Au cours des dernières années, les pouvoirs publics ont fortement augmenté les dépenses des collectivités (notamment la masse salariale) et utilisé les excédents budgétaires.
Aujourd'hui, confrontés à des baisses de ressources, ils font peser sur l'économie des contraintes qui coûteront chères, non seulement aux entreprises mais aussi à l'ensemble de la population.
Actuellement, le débat porte sur la revalorisation des bas salaires, accompagnée d'une législation sur le contrôle des prix et des marges.
POINT D'ETAPE
Au cours des dernières semaines, quatre accords de branches ont été signés (voir salaires conventionnels sur le site du MEDEF-NC : www.medef.nc).
1- « ETABLISSEMENTS ACCUEILLANT LES PERSONNES AGEES » (signé le 22 février 2010 - Cliquer ici).
Le MEDEF-NC a contribué à structurer cet accord avec le syndicat professionnel regroupant les établissements. Il a signé l'accord n°1-J qui est l'aboutissement d'une négociation équilibrée avec tous.
2- « MINES ET CARRIERES » (signé le 19 février 2010 - Cliquer ici).
Le Syndicat des Industries de la Mine, accompagné par le MEDEF-NC, a fait des propositions et négocié les revalorisations figurant dans l'accord. En revanche, il ne l'a pas signé, considérant comme le MEDEF-NC, ne pas pouvoir s'engager dans des augmentations au 1er septembre sans aucune contrepartie du gouvernement.
L'activité minière est cyclique et dépend fortement du contexte international. Les entreprises minières et contracteurs ont passé la crise de 2009 grâce à la réactivation très opportune du « fonds nickel ».
Le SIM n'a pas souhaité prendre le risque de mettre en difficulté des entreprises déjà fragilisées.
Ainsi, la CGPME et l'UPA ont signé cet accord dans un secteur où ils reconnaissent eux-mêmes ne pas être vraiment présents.
3- « EMPLOYES DE MAISON » (signé le 1er mars 2010 - Cliquer ici).
Secteur spécifique mais important (environ 3500 salariés travaillant en moyenne à mi-temps). La CGPME et l'UPA ont signé une augmentation d'environ 5% pour le 1er avril 2010 sur toutes les catégories. Le MEDEF-NC n'a pas suivi, rappelant les effets pervers d'augmentations trop rapides (baisse de la durée du travail). Le MEDEF-NC insiste sur le risque d'accroissement du travail non déclaré, faisant sortir des systèmes sociaux des personnes déjà fragilisées.
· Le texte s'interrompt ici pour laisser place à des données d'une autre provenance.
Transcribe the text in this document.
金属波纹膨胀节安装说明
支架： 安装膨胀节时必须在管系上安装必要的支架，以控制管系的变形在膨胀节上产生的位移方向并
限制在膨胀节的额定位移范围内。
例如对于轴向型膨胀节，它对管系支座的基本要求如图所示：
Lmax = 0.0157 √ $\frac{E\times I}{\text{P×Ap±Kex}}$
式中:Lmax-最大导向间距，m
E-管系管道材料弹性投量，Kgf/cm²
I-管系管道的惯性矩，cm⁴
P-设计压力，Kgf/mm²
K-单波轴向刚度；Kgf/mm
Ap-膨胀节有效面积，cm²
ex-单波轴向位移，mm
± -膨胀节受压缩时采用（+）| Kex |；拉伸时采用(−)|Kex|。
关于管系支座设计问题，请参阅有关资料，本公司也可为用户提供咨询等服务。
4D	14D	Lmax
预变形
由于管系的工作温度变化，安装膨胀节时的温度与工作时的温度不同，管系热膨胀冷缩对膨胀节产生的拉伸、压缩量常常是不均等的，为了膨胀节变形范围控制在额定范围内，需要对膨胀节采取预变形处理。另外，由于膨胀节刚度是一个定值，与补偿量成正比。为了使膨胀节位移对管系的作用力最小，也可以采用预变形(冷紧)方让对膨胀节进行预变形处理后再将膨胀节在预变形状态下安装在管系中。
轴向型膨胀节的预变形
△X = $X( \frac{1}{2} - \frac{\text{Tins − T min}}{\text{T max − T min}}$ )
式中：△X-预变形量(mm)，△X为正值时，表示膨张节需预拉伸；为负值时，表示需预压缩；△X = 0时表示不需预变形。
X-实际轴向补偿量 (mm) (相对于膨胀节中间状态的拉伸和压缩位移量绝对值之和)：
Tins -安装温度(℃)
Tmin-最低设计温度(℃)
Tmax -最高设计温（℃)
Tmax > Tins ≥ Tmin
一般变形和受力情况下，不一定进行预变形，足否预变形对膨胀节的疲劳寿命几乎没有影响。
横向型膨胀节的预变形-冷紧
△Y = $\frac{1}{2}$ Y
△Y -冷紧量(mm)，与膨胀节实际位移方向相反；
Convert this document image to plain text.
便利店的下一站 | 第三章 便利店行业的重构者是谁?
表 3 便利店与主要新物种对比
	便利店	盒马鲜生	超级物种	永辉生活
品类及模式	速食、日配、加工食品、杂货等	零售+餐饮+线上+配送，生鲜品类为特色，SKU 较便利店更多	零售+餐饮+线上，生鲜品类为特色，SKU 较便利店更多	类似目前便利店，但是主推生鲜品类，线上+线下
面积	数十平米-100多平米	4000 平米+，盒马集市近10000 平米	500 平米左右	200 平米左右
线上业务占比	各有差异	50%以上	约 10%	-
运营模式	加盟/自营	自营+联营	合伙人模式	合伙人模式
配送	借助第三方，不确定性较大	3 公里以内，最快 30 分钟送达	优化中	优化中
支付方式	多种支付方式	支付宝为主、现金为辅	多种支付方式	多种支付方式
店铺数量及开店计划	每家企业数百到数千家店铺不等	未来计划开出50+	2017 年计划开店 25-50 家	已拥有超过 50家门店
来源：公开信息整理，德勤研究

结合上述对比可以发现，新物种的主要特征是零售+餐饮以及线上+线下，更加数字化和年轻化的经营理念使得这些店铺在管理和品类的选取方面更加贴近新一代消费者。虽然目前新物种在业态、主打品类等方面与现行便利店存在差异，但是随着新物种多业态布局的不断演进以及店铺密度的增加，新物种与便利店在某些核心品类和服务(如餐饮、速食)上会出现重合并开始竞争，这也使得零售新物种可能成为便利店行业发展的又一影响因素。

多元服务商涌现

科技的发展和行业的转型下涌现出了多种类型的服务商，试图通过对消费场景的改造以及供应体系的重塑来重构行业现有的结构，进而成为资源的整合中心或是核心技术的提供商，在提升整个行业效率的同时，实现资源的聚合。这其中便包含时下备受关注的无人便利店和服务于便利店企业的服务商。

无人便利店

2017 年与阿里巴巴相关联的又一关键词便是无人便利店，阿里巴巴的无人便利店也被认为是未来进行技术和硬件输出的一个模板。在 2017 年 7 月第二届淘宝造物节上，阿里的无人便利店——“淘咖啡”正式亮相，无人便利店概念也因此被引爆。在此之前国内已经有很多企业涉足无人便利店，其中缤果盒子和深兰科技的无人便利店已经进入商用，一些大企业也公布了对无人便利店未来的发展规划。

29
Il réclame une réflexion avec le gouvernement pour accompagner les augmentations de salaires à marche forcée dans ce secteur.
4- « COIFFURE » (signé le 1er mars 2010 - Cliquer ici).
La CGPME et l'UPA ont là encore engagé leurs adhérents sur des augmentations en deux temps que le MEDEF-NC juge excessives sans mesure d'accompagnement. Ce secteur comporte déjà peu de salariés (environ 80), qui sont progressivement remplacés par des « patentés » pour des raisons évidentes de coût. Une réflexion s'impose pour structurer la protection sociale des travailleurs dit « indépendants ».
ATTENTION : Ces accords n'ayant pas encore fait l'objet d'une extension, ils ne s'appliquent qu'aux entreprises adhérentes aux organisations patronales signataires.
Certains qualifient la signature de ces accords de " démocratie sociale ", mais la méthodologie utilisée et l'objectif fixé à priori par le gouvernement supprime toute possibilité de dialogue.
Le MEDEF-NC défend une dynamique salariale adaptée aux secteurs d'activités et aux entreprises. Il regrette les pressions du gouvernement pour augmenter les salaires à marche forcée sans accompagnement significatif.
Le MEDEF-NC craint les conséquences négatives de cette politique sur l'insertion des plus fragiles, sur l'emploi et sur les prix.
Le MEDEF-NC appelle de ses vœux une véritable réforme de fiscalité indirecte qui apporterait une plus grande transparence sur la structuration des prix et impulserait une nouvelle dynamique économique.